Just so you know, I will be doing a Tuesday’s Review on it. This is not a review, but an initial feel after getting a couple of chapters in.
A Breath of Fresh Air
Those who have been with me, know that I’ve been delving into some bad theology on purpose. It’s for a good reason (because these theologies haven’t been taken seriously by the academic circles, they haven’t been authentically torn apart). It just left me feeling icky all over. Someone has to eventually pump the septic system, but it’s not fun and you don’t finish smelling like roses.
It was just so nice to read the first chapter, and have it start by telling me where I’m going. This is in stark contrast to Ravi Zacharias who basically threw me on a tilt-o-whirl and said, “This is the truth because I said it is.” Even Zacharias’ set up is never really explored or answered.
Y’all have no idea how comforting a good setup can feel until you’ve been slung around by a bad one. It is especially important considering the subject matter.
Something else I had no idea I needed was citations to referenced Scripture. One of the bigger problems with the bad theology is this need to put production over accountability. When I’m reading or listening to someone, I want to look at sources. Heck, when I see memes on Facebook, I’m often researching the root, so I know who posted it and why! If I’m doing that with something as trivial as memes, I’d better not have to do it with commentary on Scripture! I’ve been listening to and reading these amazingly crafted commentaries on scripture, and no one wants to drop the chapter and verse!

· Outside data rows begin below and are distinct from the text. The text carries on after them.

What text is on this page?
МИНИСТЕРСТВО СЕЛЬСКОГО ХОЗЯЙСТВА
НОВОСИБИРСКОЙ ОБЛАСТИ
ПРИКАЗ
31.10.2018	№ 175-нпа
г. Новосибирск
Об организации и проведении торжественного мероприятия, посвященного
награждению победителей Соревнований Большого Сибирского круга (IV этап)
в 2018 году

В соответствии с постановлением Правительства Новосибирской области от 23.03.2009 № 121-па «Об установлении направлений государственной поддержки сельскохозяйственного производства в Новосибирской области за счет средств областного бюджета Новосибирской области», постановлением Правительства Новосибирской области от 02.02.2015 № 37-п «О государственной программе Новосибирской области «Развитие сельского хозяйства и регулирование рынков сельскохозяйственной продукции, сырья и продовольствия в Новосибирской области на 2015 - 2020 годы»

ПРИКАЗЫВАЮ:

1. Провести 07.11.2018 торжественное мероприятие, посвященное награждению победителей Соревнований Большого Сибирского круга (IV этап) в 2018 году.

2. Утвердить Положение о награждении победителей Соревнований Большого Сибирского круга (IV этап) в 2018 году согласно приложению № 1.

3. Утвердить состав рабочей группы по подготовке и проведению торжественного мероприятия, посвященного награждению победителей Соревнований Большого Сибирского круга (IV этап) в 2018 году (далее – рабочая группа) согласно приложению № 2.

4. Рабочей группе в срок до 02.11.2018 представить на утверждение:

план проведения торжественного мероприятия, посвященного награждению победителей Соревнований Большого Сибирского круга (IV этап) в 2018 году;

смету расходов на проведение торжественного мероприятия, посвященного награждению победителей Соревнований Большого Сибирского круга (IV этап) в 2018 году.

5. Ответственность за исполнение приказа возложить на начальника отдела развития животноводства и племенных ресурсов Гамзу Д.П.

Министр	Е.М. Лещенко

Pemberton drops all the Scriptures like a hot album everyone needs to listen to. More than that, when I see the Scripture, I’m not thinking, “Wait, I don’t remember that verse being understood in that way,” and stopping what I’m doing to do secondary commentary on his primary commentary. Conversely, I have read what he’s written, and can see the background puzzle pieces that came together to make the point real.
Living in the Real World
Yesterday, I was reading pages 15-30 of Max the Mighty to 7th graders. They were very real pages for me, because I had a very similar event happen when I was only 8 years old. For those willing to spend the $4, it’s a scary accurate look at domestic abuse. For those who don’t, the main character saves a girl from a potentially deadly situation, and discovers the police believe the abuser.
I asked God to make my second half of my life better than my first. (True, I asked God for this at 12, so I didn’t quiet get the concept of ½ my life.) The point is, part of my healing this second time around with Church trauma, is coming to terms with the reality of it all. I might not get a happy ending. The second half of my life might be as rough as the first half. It’s not about finding God at the end of the rainbow, it’s about finding God in the storm that comes to bring the rainbow.
What Pemberton has given me in a just a few chapters is God. He didn’t physically write this, but they were in his words: “Remember when you balled yourself up and wept? You trusted God enough to go there.” Do you have any idea how comforting that thought is for those who are suffering and suffered trauma? Immense.
If God is real, then God is real in our reality. If God is love, then why would God punish us for trusting God enough with our truths? I’m ready for this book. I’m ready for real.